With a growing awareness of cases like Lambert’s, patients, advocacy organizations, clinicians, and researchers are pushing back against the National Institutes of Health’s $1.15 billion RECOVER project’s proposed exercise trial for long COVID. Duke University’s Clinical Research Institute, which is coordinating the study, says it’s aimed at combating exercise intolerance, fatigue, and other long COVID symptoms. In an emailed statement, the institute noted that “exercise is not recommended” for those experiencing PEM and claims researchers will carefully monitor for PEM and adapt the program accordingly, but does not explicitly say whether participants with PEM would be excluded.
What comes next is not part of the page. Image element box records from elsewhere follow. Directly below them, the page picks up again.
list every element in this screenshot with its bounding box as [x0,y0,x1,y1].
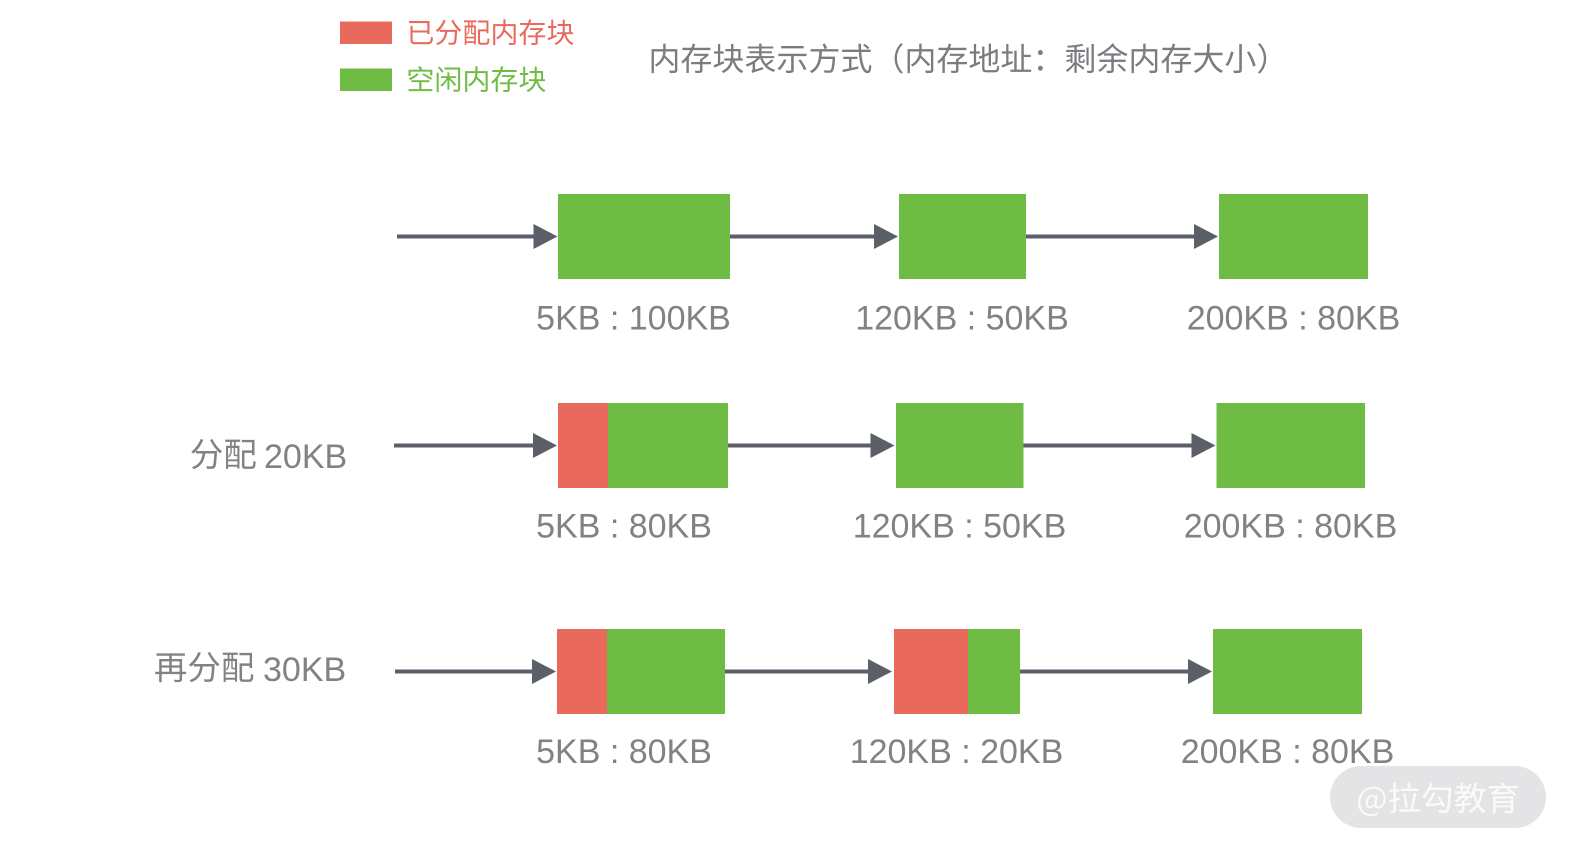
svg-text:120KB : 50KB: 120KB : 50KB [855,300,1069,338]
svg-text:200KB : 80KB: 200KB : 80KB [1187,300,1401,338]
svg-text:5KB : 100KB: 5KB : 100KB [536,300,731,338]
svg-text:20KB: 20KB [264,438,347,476]
svg-text:200KB : 80KB: 200KB : 80KB [1184,508,1398,546]
svg-text:5KB : 80KB: 5KB : 80KB [536,733,712,771]
svg-text:120KB : 20KB: 120KB : 20KB [850,733,1064,771]
svg-text:120KB : 50KB: 120KB : 50KB [853,508,1067,546]
svg-text:30KB: 30KB [263,651,346,689]
svg-text:200KB : 80KB: 200KB : 80KB [1181,733,1395,771]
svg-text:5KB : 80KB: 5KB : 80KB [536,508,712,546]
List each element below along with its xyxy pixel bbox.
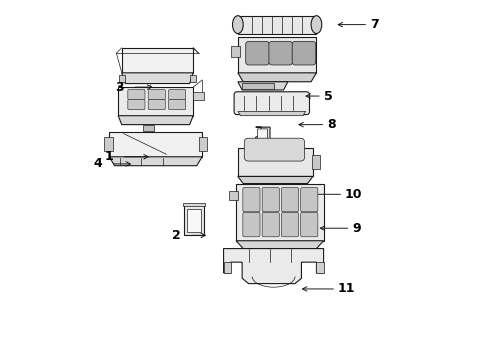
Polygon shape <box>238 37 317 73</box>
Polygon shape <box>190 75 196 82</box>
Text: 2: 2 <box>172 229 181 242</box>
Text: 9: 9 <box>352 222 361 235</box>
Polygon shape <box>238 111 306 116</box>
FancyBboxPatch shape <box>243 212 260 237</box>
FancyBboxPatch shape <box>169 90 186 100</box>
FancyBboxPatch shape <box>234 92 310 114</box>
Polygon shape <box>236 184 323 241</box>
FancyBboxPatch shape <box>292 41 316 65</box>
Polygon shape <box>238 82 288 90</box>
Polygon shape <box>143 125 154 131</box>
Polygon shape <box>118 116 193 125</box>
FancyBboxPatch shape <box>169 100 186 110</box>
FancyBboxPatch shape <box>243 188 260 212</box>
Polygon shape <box>223 262 231 273</box>
FancyBboxPatch shape <box>262 212 279 237</box>
Polygon shape <box>238 73 317 82</box>
Polygon shape <box>317 262 323 273</box>
Polygon shape <box>242 83 273 89</box>
FancyBboxPatch shape <box>128 100 145 110</box>
Text: 8: 8 <box>327 118 336 131</box>
Text: 7: 7 <box>370 18 379 31</box>
Text: 1: 1 <box>104 150 113 163</box>
Polygon shape <box>238 176 313 184</box>
Polygon shape <box>231 46 240 57</box>
Polygon shape <box>238 16 317 33</box>
FancyBboxPatch shape <box>245 138 305 161</box>
FancyBboxPatch shape <box>148 100 165 110</box>
Ellipse shape <box>232 16 243 33</box>
FancyBboxPatch shape <box>128 90 145 100</box>
Polygon shape <box>183 203 205 206</box>
Polygon shape <box>198 137 207 152</box>
Text: 11: 11 <box>338 283 355 296</box>
Polygon shape <box>193 93 204 100</box>
FancyBboxPatch shape <box>148 90 165 100</box>
Polygon shape <box>187 208 201 232</box>
Polygon shape <box>109 157 202 166</box>
Polygon shape <box>118 87 193 116</box>
Polygon shape <box>229 191 238 200</box>
FancyBboxPatch shape <box>281 212 298 237</box>
FancyBboxPatch shape <box>301 188 318 212</box>
Text: 6: 6 <box>292 150 300 163</box>
Text: 5: 5 <box>323 90 332 103</box>
Polygon shape <box>236 241 323 249</box>
FancyBboxPatch shape <box>262 188 279 212</box>
Text: 10: 10 <box>345 188 363 201</box>
Text: 4: 4 <box>94 157 102 170</box>
Polygon shape <box>223 249 323 284</box>
Polygon shape <box>122 48 193 73</box>
Polygon shape <box>312 155 320 169</box>
Polygon shape <box>258 129 268 144</box>
Text: 3: 3 <box>115 81 123 94</box>
FancyBboxPatch shape <box>301 212 318 237</box>
Ellipse shape <box>311 16 322 33</box>
Polygon shape <box>184 205 204 235</box>
Polygon shape <box>119 75 125 82</box>
Polygon shape <box>104 137 113 152</box>
Polygon shape <box>122 73 193 84</box>
Polygon shape <box>238 148 313 176</box>
Polygon shape <box>256 127 270 148</box>
FancyBboxPatch shape <box>245 41 270 65</box>
FancyBboxPatch shape <box>269 41 293 65</box>
FancyBboxPatch shape <box>281 188 298 212</box>
Polygon shape <box>109 132 202 157</box>
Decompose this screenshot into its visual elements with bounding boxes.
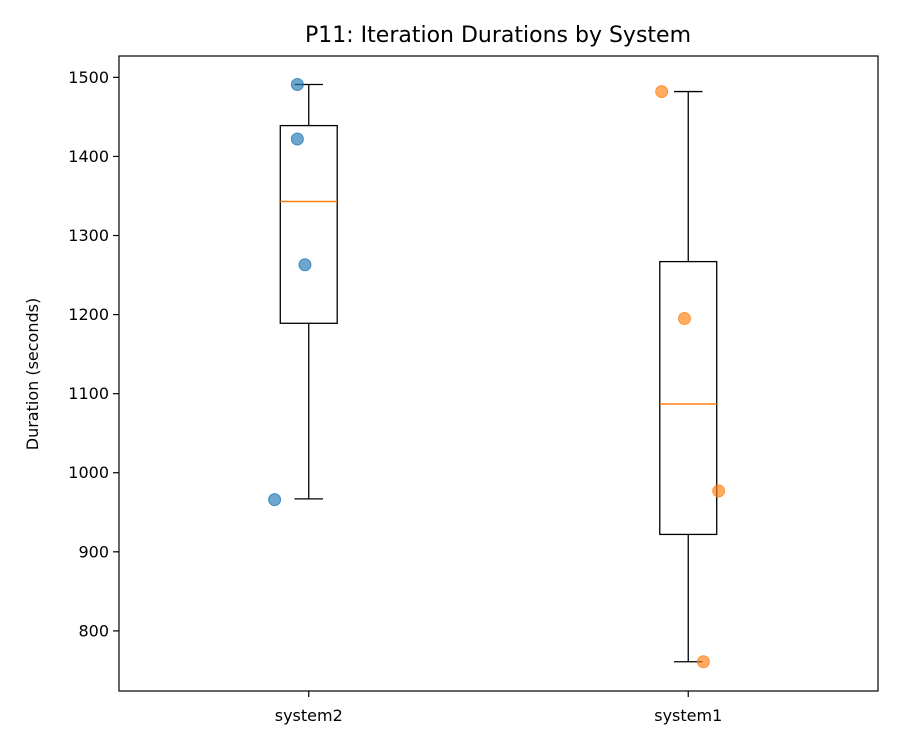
chart-title: P11: Iteration Durations by System <box>305 23 691 48</box>
data-point <box>655 85 669 99</box>
data-point <box>712 484 726 498</box>
data-point <box>290 132 304 146</box>
box-iqr <box>659 260 718 536</box>
y-tick-label: 1300 <box>68 226 109 245</box>
plot-frame <box>118 55 879 692</box>
y-tick-label: 1200 <box>68 305 109 324</box>
y-tick-label: 1500 <box>68 68 109 87</box>
data-point <box>268 493 282 507</box>
y-axis-label: Duration (seconds) <box>23 298 42 450</box>
y-tick-label: 1100 <box>68 384 109 403</box>
data-point <box>298 258 312 272</box>
plot-area: 800 900 1000 1100 1200 1300 1400 1500 system2 sys… <box>68 55 879 725</box>
y-tick-label: 900 <box>78 542 109 561</box>
x-tick-label: system2 <box>275 706 343 725</box>
x-tick-label: system1 <box>654 706 722 725</box>
data-point <box>290 77 304 91</box>
box-iqr <box>279 124 338 324</box>
y-tick-label: 1400 <box>68 147 109 166</box>
data-point <box>677 312 691 326</box>
y-tick-label: 1000 <box>68 463 109 482</box>
data-point <box>696 655 710 669</box>
y-tick-label: 800 <box>78 621 109 640</box>
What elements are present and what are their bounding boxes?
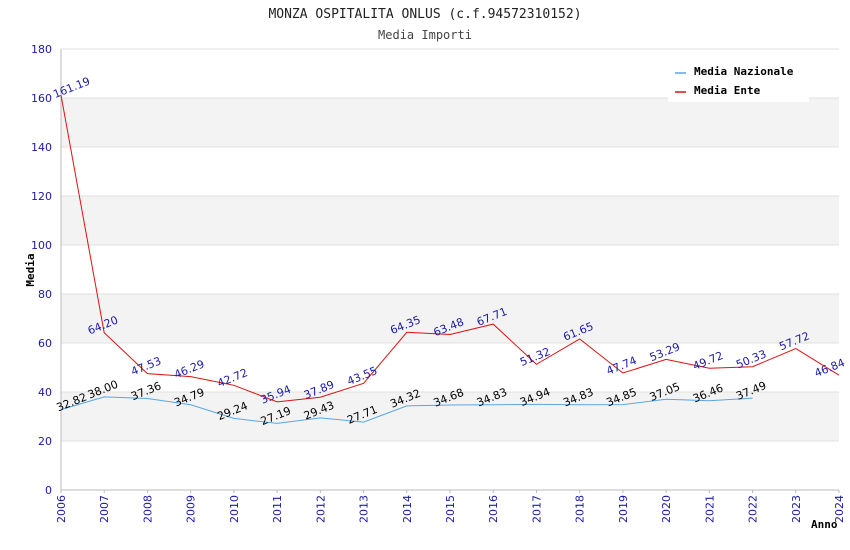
x-tick-label: 2020 [660, 495, 673, 523]
y-tick-label: 160 [31, 92, 52, 105]
x-tick-label: 2007 [98, 495, 111, 523]
x-tick-label: 2009 [185, 495, 198, 523]
data-label: 43.55 [345, 364, 379, 388]
y-tick-labels: 0 20 40 60 80 100 120 140 160 180 [31, 43, 52, 497]
series-line-media-ente [60, 95, 840, 403]
x-tick-label: 2012 [314, 495, 327, 523]
x-tick-label: 2011 [271, 495, 284, 523]
y-axis-label: Media [24, 253, 37, 286]
y-tick-label: 40 [38, 386, 52, 399]
y-tick-label: 80 [38, 288, 52, 301]
x-tick-label: 2023 [790, 495, 803, 523]
y-tick-label: 60 [38, 337, 52, 350]
y-tick-label: 140 [31, 141, 52, 154]
x-tick-label: 2018 [574, 495, 587, 523]
y-tick-label: 120 [31, 190, 52, 203]
legend: Media Nazionale Media Ente [668, 58, 809, 102]
data-label: 42.72 [216, 366, 250, 390]
x-tick-labels: 2006 2007 2008 2009 2010 2011 2012 2013 2014 2015… [55, 495, 846, 523]
grid-band [61, 196, 839, 245]
data-label: 161.19 [51, 75, 92, 101]
data-label: 46.84 [813, 356, 847, 380]
data-label: 47.74 [605, 354, 639, 378]
y-tick-label: 100 [31, 239, 52, 252]
grid-band [61, 392, 839, 441]
data-label: 50.33 [734, 348, 768, 372]
legend-label-media-ente: Media Ente [694, 84, 761, 97]
x-axis-label: Anno [811, 518, 838, 531]
chart-title: MONZA OSPITALITA ONLUS (c.f.94572310152) [268, 7, 581, 22]
x-tick-label: 2024 [833, 495, 846, 523]
data-label: 51.32 [518, 345, 552, 369]
y-tick-label: 180 [31, 43, 52, 56]
x-tick-label: 2015 [444, 495, 457, 523]
x-tick-label: 2016 [487, 495, 500, 523]
grid-band [61, 294, 839, 343]
grid-band [61, 98, 839, 147]
legend-background [668, 58, 809, 102]
x-tick-label: 2010 [228, 495, 241, 523]
x-tick-label: 2022 [747, 495, 760, 523]
axes [60, 49, 840, 493]
data-label: 53.29 [648, 340, 682, 364]
x-tick-label: 2008 [141, 495, 154, 523]
x-tick-label: 2014 [401, 495, 414, 523]
x-tick-label: 2013 [358, 495, 371, 523]
data-label: 49.72 [691, 349, 725, 373]
background-bands [61, 98, 839, 441]
legend-label-media-nazionale: Media Nazionale [694, 65, 794, 78]
data-label: 46.29 [172, 357, 206, 381]
chart-subtitle: Media Importi [378, 28, 472, 42]
y-tick-label: 0 [45, 484, 52, 497]
y-tick-label: 20 [38, 435, 52, 448]
x-tick-label: 2019 [617, 495, 630, 523]
series-lines [60, 95, 840, 424]
x-tick-label: 2017 [530, 495, 543, 523]
series-line-media-nazionale [60, 396, 753, 424]
x-tick-label: 2006 [55, 495, 68, 523]
x-tick-label: 2021 [703, 495, 716, 523]
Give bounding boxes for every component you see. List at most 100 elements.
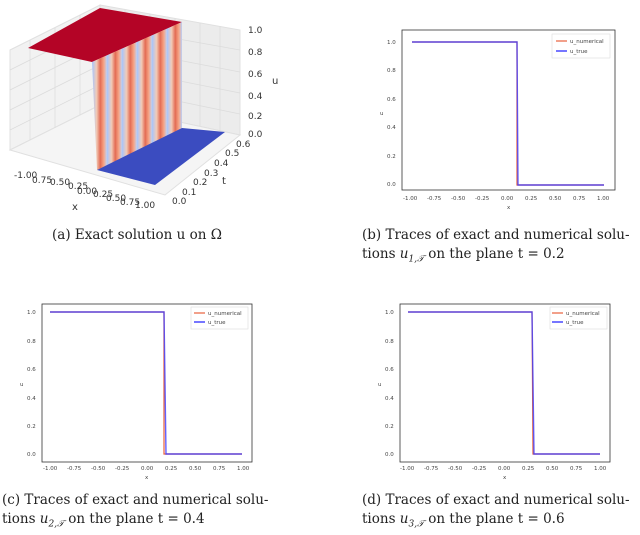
u-axis-label: u [272,76,278,87]
svg-text:-0.75: -0.75 [424,466,439,472]
svg-text:0.0: 0.0 [385,452,394,458]
panel-a-surface-plot: 1.0 0.8 0.6 0.4 0.2 0.0 u 0.0 0.1 0.2 0.… [0,0,280,215]
svg-text:0.25: 0.25 [522,466,535,472]
svg-text:0.8: 0.8 [385,339,394,345]
svg-text:0.8: 0.8 [248,48,263,58]
trace-chart-t04: 1.0 0.8 0.6 0.4 0.2 0.0 -1.00 -0.75 -0.5… [20,303,253,481]
svg-text:u_true: u_true [208,320,226,326]
caption-c: (c) Traces of exact and numerical solu- … [2,492,269,530]
x-axis-label: x [145,475,149,480]
svg-text:0.4: 0.4 [387,125,396,131]
u-axis-ticks: 1.0 0.8 0.6 0.4 0.2 0.0 [248,26,263,140]
legend: u_numerical u_true [551,33,611,59]
x-axis-label: x [507,205,511,211]
svg-text:0.8: 0.8 [387,68,396,74]
y-axis-ticks: 1.0 0.8 0.6 0.4 0.2 0.0 [385,310,394,458]
legend: u_numerical u_true [190,306,249,330]
svg-text:0.0: 0.0 [387,182,396,188]
svg-text:0.75: 0.75 [213,466,226,472]
svg-text:1.00: 1.00 [594,466,607,472]
svg-text:u_numerical: u_numerical [570,39,604,45]
svg-text:1.0: 1.0 [385,310,394,316]
svg-text:0.6: 0.6 [387,97,396,103]
svg-text:0.50: 0.50 [546,466,559,472]
svg-text:0.25: 0.25 [68,182,88,192]
svg-text:0.75: 0.75 [32,176,52,186]
svg-text:u_true: u_true [566,320,584,326]
caption-math: u3,𝒯 [399,511,424,530]
x-axis-ticks: -1.00 -0.75 -0.50 -0.25 0.00 0.25 0.50 0… [400,466,607,472]
svg-text:-0.25: -0.25 [115,466,130,472]
svg-text:-0.75: -0.75 [427,196,442,202]
panel-d-line-plot: 1.0 0.8 0.6 0.4 0.2 0.0 -1.00 -0.75 -0.5… [360,290,640,481]
caption-math: u2,𝒯 [39,511,64,530]
x-axis-ticks: -1.00 0.75 0.50 0.25 0.00 0.25 0.50 0.75… [14,171,155,211]
panel-b-line-plot: 1.0 0.8 0.6 0.4 0.2 0.0 -1.00 -0.75 -0.5… [360,25,635,215]
svg-text:-0.50: -0.50 [448,466,463,472]
x-axis-label: x [503,475,507,480]
svg-text:1.0: 1.0 [27,310,36,316]
svg-text:-1.00: -1.00 [43,466,58,472]
svg-text:0.25: 0.25 [525,196,538,202]
u-true-line [408,311,600,455]
svg-text:1.0: 1.0 [248,26,263,36]
svg-text:0.4: 0.4 [248,92,263,102]
svg-text:0.50: 0.50 [50,178,70,188]
svg-text:0.00: 0.00 [77,187,97,197]
svg-text:u_numerical: u_numerical [208,311,242,317]
caption-math: u1,𝒯 [399,246,424,265]
svg-text:0.00: 0.00 [141,466,154,472]
y-axis-label: u [380,111,384,117]
u-true-line [50,311,242,455]
svg-text:0.50: 0.50 [189,466,202,472]
surface-3d-chart: 1.0 0.8 0.6 0.4 0.2 0.0 u 0.0 0.1 0.2 0.… [8,4,278,213]
svg-text:-0.50: -0.50 [91,466,106,472]
svg-text:0.00: 0.00 [498,466,511,472]
svg-text:0.6: 0.6 [27,367,36,373]
svg-text:0.6: 0.6 [236,140,251,150]
svg-text:0.75: 0.75 [573,196,586,202]
svg-text:0.2: 0.2 [387,154,396,160]
trace-chart-t02: 1.0 0.8 0.6 0.4 0.2 0.0 -1.00 -0.75 -0.5… [380,29,616,211]
svg-text:0.00: 0.00 [501,196,514,202]
svg-text:0.6: 0.6 [385,367,394,373]
svg-text:0.4: 0.4 [27,396,36,402]
svg-text:-0.25: -0.25 [472,466,487,472]
svg-text:0.25: 0.25 [165,466,178,472]
svg-text:0.50: 0.50 [549,196,562,202]
svg-text:0.0: 0.0 [248,130,263,140]
svg-text:-0.50: -0.50 [451,196,466,202]
x-axis-ticks: -1.00 -0.75 -0.50 -0.25 0.00 0.25 0.50 0… [43,466,250,472]
svg-text:-0.75: -0.75 [67,466,82,472]
svg-text:0.75: 0.75 [120,198,140,208]
svg-text:0.5: 0.5 [225,149,239,159]
svg-text:0.75: 0.75 [570,466,583,472]
svg-text:1.00: 1.00 [135,201,155,211]
u-true-line [412,41,604,186]
svg-text:0.2: 0.2 [27,424,36,430]
caption-b: (b) Traces of exact and numerical solu- … [362,227,630,265]
svg-text:-0.25: -0.25 [475,196,490,202]
svg-text:1.00: 1.00 [597,196,610,202]
svg-text:u_true: u_true [570,49,588,55]
svg-text:1.00: 1.00 [237,466,250,472]
svg-text:1.0: 1.0 [387,40,396,46]
trace-chart-t06: 1.0 0.8 0.6 0.4 0.2 0.0 -1.00 -0.75 -0.5… [378,303,611,481]
svg-text:-1.00: -1.00 [400,466,415,472]
svg-text:0.50: 0.50 [106,194,126,204]
caption-d: (d) Traces of exact and numerical solu- … [362,492,630,530]
svg-text:0.0: 0.0 [172,197,187,207]
svg-text:-1.00: -1.00 [403,196,418,202]
svg-text:-1.00: -1.00 [14,171,38,181]
svg-text:0.6: 0.6 [248,70,263,80]
svg-text:0.4: 0.4 [385,396,394,402]
svg-text:0.1: 0.1 [182,188,196,198]
t-axis-label: t [222,176,226,187]
y-axis-label: u [20,382,24,388]
svg-text:0.25: 0.25 [93,190,113,200]
y-axis-ticks: 1.0 0.8 0.6 0.4 0.2 0.0 [27,310,36,458]
svg-text:0.2: 0.2 [248,112,262,122]
svg-text:0.4: 0.4 [214,159,229,169]
legend: u_numerical u_true [549,306,608,330]
svg-text:0.2: 0.2 [193,178,207,188]
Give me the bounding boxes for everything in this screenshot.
Putrino and his colleagues developed a specialized rehabilitation program to help some long COVID patients reboot their autonomic nervous systems. In it, patients slowly progress through a series of gentle movements while lying down and doing breathing exercises that promote their “rest and digest” response. Then they move to sitting and upright exercises over the course of a few months. But, unlike graded exercise that encourages patients to push through discomfort, the program is scaled back to about 30 percent of the previous effort at the first sign of PEM, and some people won’t progress past a certain level. Still, according to Putrino, after three months, most participants see fatigue halve and activity tolerance double.

The therapists in Jessica Lambert’s in-patient rehabilitation program employed a similar strategy to help her regain her ability to walk.

”They would start off with me laying down in bed, lifting one leg at a time, then resting,” she says. She eventually progressed to seated activities, like wheelchair yoga, that focused on her ability to better care for herself. Now she’s in physical therapy doing recumbent exercises, and the therapists pull back if she experiences PEM. In a year, she’s gone from being in a wheelchair to being able to walk slowly around the block. “It’s small,” she says, “but it feels huge.”